Despite CNN's broader resources, FNC and MSNBC-both of which launched in 1996-are cutting into CNN's dominance.

CNN won the news-network primetime race in 2000, with a 0.8 Nielsen Media Research rating, but that was comparable to CNN's 1999 performance. FNC pulled a 0.7, up 40 percent from 1999, and MSNBC posted a 0.5, up 25 percent.

FNC's ratings are up significantly since the presidential election: It beat CNN in December, with a 1.2 primetime rating compared to a 1.1 for CNN.

While CNN executives wouldn't detail their new programming strategy, they acknowledged personality- driven programs will play a key role.

"To be distinct, you have to have personalities," said Jordan. "It's no longer [that] you can just have news be the star," Jordan said.

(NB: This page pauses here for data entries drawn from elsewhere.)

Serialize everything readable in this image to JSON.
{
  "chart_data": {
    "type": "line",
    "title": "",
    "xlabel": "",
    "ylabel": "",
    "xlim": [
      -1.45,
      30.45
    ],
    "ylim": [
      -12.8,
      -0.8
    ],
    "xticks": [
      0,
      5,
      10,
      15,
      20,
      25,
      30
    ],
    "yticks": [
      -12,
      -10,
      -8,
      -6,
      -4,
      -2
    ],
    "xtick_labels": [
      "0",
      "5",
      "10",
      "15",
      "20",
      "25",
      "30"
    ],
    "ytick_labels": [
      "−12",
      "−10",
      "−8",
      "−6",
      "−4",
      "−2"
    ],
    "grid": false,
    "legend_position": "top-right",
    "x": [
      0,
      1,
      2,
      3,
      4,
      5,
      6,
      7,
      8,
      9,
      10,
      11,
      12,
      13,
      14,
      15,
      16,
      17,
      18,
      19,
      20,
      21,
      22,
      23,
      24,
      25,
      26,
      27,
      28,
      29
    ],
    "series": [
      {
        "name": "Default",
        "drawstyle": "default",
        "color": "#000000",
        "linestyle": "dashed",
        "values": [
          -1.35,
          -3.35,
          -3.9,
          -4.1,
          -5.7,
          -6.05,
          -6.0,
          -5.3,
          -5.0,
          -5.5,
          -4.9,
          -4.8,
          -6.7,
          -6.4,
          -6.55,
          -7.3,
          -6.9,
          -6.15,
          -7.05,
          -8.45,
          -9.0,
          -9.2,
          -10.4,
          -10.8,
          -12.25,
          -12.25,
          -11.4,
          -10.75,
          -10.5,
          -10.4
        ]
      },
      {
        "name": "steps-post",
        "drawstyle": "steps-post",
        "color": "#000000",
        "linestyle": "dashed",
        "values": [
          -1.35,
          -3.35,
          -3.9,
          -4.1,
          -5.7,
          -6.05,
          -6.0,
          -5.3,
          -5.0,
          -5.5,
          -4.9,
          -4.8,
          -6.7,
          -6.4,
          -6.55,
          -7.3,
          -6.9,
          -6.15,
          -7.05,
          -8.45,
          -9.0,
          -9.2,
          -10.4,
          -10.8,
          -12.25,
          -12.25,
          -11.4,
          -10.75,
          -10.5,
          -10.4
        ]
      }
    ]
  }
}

Earlier this month, CNN Gulf War veteran Wolf Blitzer was the first to get his own show, Wolf Blitzer Reports
(weekdays, 8 p.m. to 8:30 p.m). Greta Van Susteren, who gained prominence during CNN's coverage of the O.J. Simpson murder trial, now hosts The Point
at 8:30 p.m., which leads into Larry King Live
at 9 p.m.

The network also assigned Bill Hemmer to host CNN Tonight
from 10 p.m. to 10:30 p.m, leading into The Spin Room, with Tucker Carlson and Bill Press, at 10:30 p.m.

One network source said the company has offered a new contract to Johnson, the CNN CEO, whose current deal expires at the end of the year.

CNN also said it signed a multiyear contract renewal with political analyst Jeff Greenfield, who will host a yet-to-be-named half-hour program at 6 p.m. International-news superstar Christiane Amanpour also signed a multi-year renewal. CNN said she will play an increased role in Web coverage and will research and report a series of hour-long programs for the network.

In addition to Street Sweep, hosted by Jan Hopkins and Terry Keenan, CNN cut business shows Movers
and Your Money
and Entrepreneurs Only
will be cut from the CNNfn schedule.

CNN also cut its Style
program, hosted by veteran Elsa Klensch. That slot will be given to Greenfield.

ShowBiz Today
recently moved from 4 p.m. to 4 a.m. and seems headed for eviction from the schedule. But CNN officials wouldn't comment last week on the fate of the program and those who staff it.

The company said it will build a "super desk" at its Atlanta headquarters, which will oversee its domestic, international and interactive operations. It will also add an investigative unit, which will be run by one correspondent and three producers.